Des travaux menés, entre autre à l’INSERM, ont commencé à mettre en évidence les effets de hautes dilutions. Toutefois les critiques continuent à fuser, l’ironie de la « faculté » demeure mordante. Il n’en demeure pas moins que les travaux décriés du Pr Benveniste sur « la mémoire de l’eau », les travaux de chercheurs de l’INRA montrant que certains remèdes homéopathiques pouvaient préserver voire guérir les cultures de tabac contaminées par un virus appelé « virus de la mosaïque du tabac », ont incité de nombreux médecins…..à douter !

Le dernier obstacle à surmonter pour pouvoir convaincre les autorités et les sceptiques, vient du fait que les techniques utilisées pour tester les médicaments allopathiques ne peuvent être employées en homéopathie. Les protocoles d’essais cliniques en double aveugle sont ici impossibles.
En effet, le premier principe de l’homéopathie empêche tout essai de masse, puisqu’un remède ne soigne pas une maladie, mais un malade ! Il est donc impossible de choisir deux populations, une recevant un placebo, l’autre le même médicament, pour observer les pourcentages de guérison dans les deux populations.
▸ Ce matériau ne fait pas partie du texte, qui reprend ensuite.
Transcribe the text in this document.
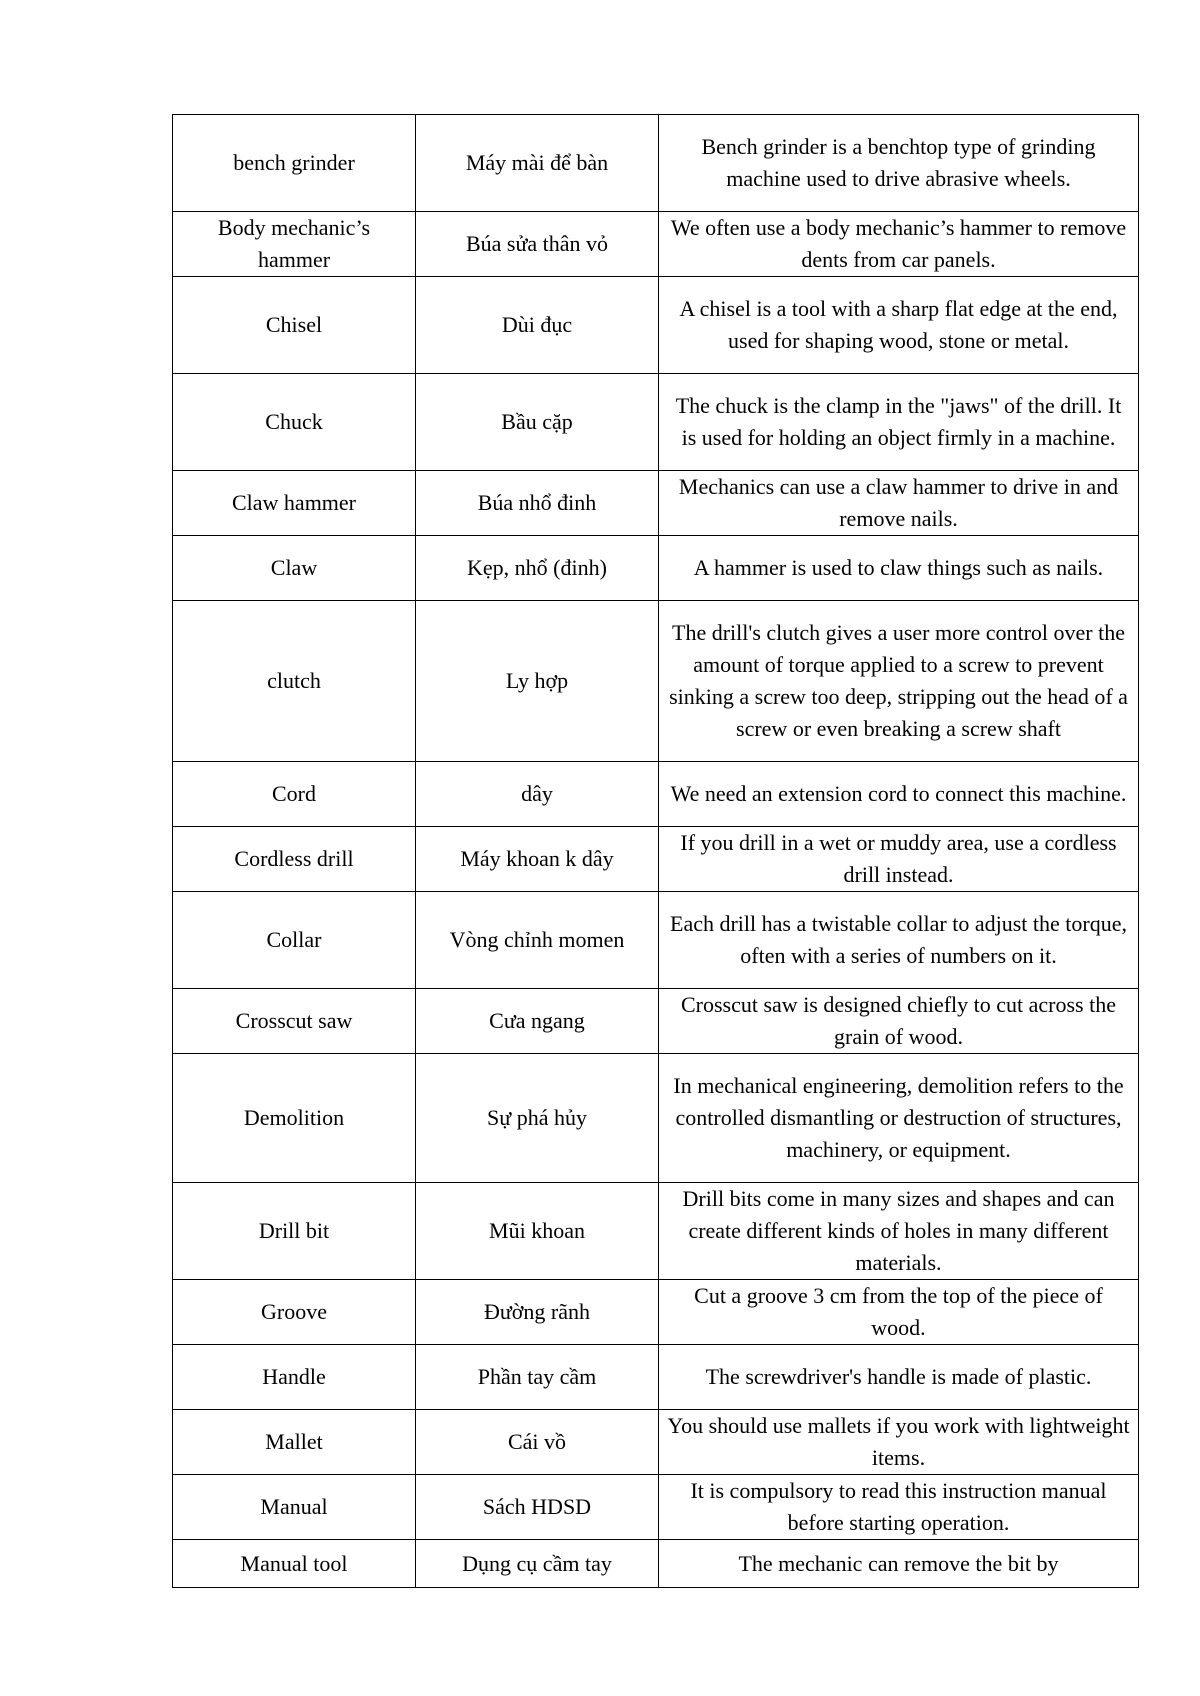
bench grinder	Máy mài để bàn	Bench grinder is a benchtop type of grinding machine used to drive abrasive wheels.
Body mechanic’s hammer	Búa sửa thân vỏ	We often use a body mechanic’s hammer to remove dents from car panels.
Chisel	Dùi đục	A chisel is a tool with a sharp flat edge at the end, used for shaping wood, stone or metal.
Chuck	Bầu cặp	The chuck is the clamp in the "jaws" of the drill. It is used for holding an object firmly in a machine.
Claw hammer	Búa nhổ đinh	Mechanics can use a claw hammer to drive in and remove nails.
Claw	Kẹp, nhổ (đinh)	A hammer is used to claw things such as nails.
clutch	Ly hợp	The drill's clutch gives a user more control over the amount of torque applied to a screw to prevent sinking a screw too deep, stripping out the head of a screw or even breaking a screw shaft
Cord	dây	We need an extension cord to connect this machine.
Cordless drill	Máy khoan k dây	If you drill in a wet or muddy area, use a cordless drill instead.
Collar	Vòng chỉnh momen	Each drill has a twistable collar to adjust the torque, often with a series of numbers on it.
Crosscut saw	Cưa ngang	Crosscut saw is designed chiefly to cut across the grain of wood.
Demolition	Sự phá hủy	In mechanical engineering, demolition refers to the controlled dismantling or destruction of structures, machinery, or equipment.
Drill bit	Mũi khoan	Drill bits come in many sizes and shapes and can create different kinds of holes in many different materials.
Groove	Đường rãnh	Cut a groove 3 cm from the top of the piece of wood.
Handle	Phần tay cầm	The screwdriver's handle is made of plastic.
Mallet	Cái vồ	You should use mallets if you work with lightweight items.
Manual	Sách HDSD	It is compulsory to read this instruction manual before starting operation.
Manual tool	Dụng cụ cầm tay	The mechanic can remove the bit by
Pour conclure, même si nous, les adeptes de cette médecine, sommes certains de sa remarquable efficacité pour avoir pu constater cas après cas, année après année, que nos malades retrouvaient la santé, il n’en demeure pas moins qu’il nous faut souhaiter que les travaux de recherche se poursuivent pour, non pas avoir une éclatante mais illusoire revanche, mais pour tenter de percer les mystères du mode d’action de nos chers remèdes.